Written by Frances Kunreuther
Last week, the Supreme Court struck down abortion clinic restrictions in Texas. The Court’s ruling has given organizers, activists, movement builders, and supporters the opportunity to pause and celebrate. After so many battles at the national level and across so many states, it is a relief to have some positive news. We know the toll it takes when a movement is constantly on the defensive. Even when there are wins, as we documented in our report The Respect ABQ Women Campaign, it takes work, energy, resources, and time to fight reactionary bills, ballot initiatives, and laws. The hardest part of playing defense is not having the space or place to think creatively about the future.
That is why we were excited when CoreAlign asked us to write a piece on their first four years. CoreAlign’s mission is to build, “a network of leaders working innovatively to change policies, culture and conditions that support all people’s sexual and reproductive decisions.” Focusing on a new generation of leaders, activists, and innovators in reproductive health, rights, and justice, CoreAlign’s model is to equip this leadership with new thinking and tools from the world of design thinking. The report, CoreAlign at Year 4 presents the findings from a dozen interviews with participants of CoreAlign’s fellowship programs. Through these fellowships, cohorts learned about the importance of acting and learning in ways that emphasize the importance of risk-taking, relationships, and reflection. And in many ways, the programs supported a reframing of how to think about the future of reproductive health, rights and justice. While bringing in and supporting emerging leadership, CoreAlign is strengthening the connections between the work of long-termers in the field and newer thinking.

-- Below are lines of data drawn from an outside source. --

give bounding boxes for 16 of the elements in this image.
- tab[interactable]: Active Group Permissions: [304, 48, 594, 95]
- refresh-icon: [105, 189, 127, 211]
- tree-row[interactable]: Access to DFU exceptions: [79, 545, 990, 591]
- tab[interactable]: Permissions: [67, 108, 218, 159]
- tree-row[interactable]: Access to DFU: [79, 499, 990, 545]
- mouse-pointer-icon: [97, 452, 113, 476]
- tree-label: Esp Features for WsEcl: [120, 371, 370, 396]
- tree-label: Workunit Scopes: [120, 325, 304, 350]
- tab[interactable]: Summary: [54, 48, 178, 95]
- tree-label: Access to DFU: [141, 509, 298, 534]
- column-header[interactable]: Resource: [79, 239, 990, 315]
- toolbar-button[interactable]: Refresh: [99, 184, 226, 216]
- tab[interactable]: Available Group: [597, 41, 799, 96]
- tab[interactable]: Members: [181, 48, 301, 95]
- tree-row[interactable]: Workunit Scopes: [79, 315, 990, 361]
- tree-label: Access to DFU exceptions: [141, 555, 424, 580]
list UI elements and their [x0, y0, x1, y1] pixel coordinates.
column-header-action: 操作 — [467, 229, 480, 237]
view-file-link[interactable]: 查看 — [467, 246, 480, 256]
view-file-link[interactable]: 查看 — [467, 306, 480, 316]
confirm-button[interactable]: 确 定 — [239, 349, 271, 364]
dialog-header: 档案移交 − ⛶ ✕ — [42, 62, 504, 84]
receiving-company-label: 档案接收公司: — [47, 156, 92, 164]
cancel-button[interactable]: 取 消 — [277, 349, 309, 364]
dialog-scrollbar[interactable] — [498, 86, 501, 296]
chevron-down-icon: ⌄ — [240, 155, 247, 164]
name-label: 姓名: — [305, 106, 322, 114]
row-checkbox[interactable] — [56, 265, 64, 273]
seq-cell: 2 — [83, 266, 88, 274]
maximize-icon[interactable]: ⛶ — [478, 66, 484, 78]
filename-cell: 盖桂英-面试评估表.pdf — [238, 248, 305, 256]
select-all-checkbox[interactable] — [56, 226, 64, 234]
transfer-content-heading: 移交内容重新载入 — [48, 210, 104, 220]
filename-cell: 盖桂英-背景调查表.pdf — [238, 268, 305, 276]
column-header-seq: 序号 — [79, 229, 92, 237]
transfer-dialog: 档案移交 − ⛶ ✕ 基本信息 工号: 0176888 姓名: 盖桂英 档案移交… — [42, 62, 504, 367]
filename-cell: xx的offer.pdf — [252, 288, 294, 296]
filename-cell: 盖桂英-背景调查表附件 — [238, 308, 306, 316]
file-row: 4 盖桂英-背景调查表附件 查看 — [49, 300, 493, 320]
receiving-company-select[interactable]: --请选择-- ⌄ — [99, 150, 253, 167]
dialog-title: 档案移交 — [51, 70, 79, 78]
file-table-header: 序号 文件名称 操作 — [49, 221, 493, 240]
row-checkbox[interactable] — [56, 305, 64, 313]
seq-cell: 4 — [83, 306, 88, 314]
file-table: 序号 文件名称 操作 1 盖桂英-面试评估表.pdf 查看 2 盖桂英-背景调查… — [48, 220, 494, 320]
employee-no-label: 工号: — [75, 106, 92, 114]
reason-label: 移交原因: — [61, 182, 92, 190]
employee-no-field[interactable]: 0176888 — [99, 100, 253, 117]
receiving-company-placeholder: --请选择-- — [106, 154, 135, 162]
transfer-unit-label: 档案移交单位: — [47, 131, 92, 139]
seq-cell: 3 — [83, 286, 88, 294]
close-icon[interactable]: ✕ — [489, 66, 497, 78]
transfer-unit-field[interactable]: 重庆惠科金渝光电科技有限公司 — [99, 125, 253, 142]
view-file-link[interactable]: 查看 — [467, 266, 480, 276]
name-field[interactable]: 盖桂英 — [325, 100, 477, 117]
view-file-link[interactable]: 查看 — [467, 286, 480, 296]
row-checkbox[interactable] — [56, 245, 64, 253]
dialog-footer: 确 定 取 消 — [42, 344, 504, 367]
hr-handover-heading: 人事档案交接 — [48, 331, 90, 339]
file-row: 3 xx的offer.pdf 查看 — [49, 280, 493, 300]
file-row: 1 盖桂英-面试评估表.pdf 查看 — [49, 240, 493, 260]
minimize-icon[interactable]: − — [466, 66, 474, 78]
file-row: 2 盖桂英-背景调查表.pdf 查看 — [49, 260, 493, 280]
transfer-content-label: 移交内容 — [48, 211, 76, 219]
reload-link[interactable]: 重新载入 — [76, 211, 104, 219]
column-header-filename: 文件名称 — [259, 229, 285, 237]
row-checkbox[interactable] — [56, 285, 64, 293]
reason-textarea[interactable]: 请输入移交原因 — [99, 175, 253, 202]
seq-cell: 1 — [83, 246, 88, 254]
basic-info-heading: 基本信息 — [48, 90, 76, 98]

The CoreAlign model is moving forward a frank and expansive discussion of “love, sex, family, and community.” It joins the growing number of organizations and individuals – often younger folks and women of color – who are thinking about the future. For instance, SisterSong is a reproductive justice network of women of color led organizations that are building “an effective network of individuals and organizations to improve institutional policies and systems that impact the reproductive lives of marginalized communities.” There’s also the Latina Institute for Reproductive Health that “builds Latina power to guarantee the fundamental human right to reproductive health, dignity and justice.” Then, there’s URGE – Unite for Reproductive and Gender Equality – which engages “young people in creating and leading the way to sexual and reproductive justice.” And there’s also All Above All, a network that “unites organizations and individuals to build support for lifting the bans that deny abortion coverage.”
There are many battles ahead in the struggle to guarantee women – and all people – have reproductive freedom, but new groups and ways of thinking make the future look much brighter.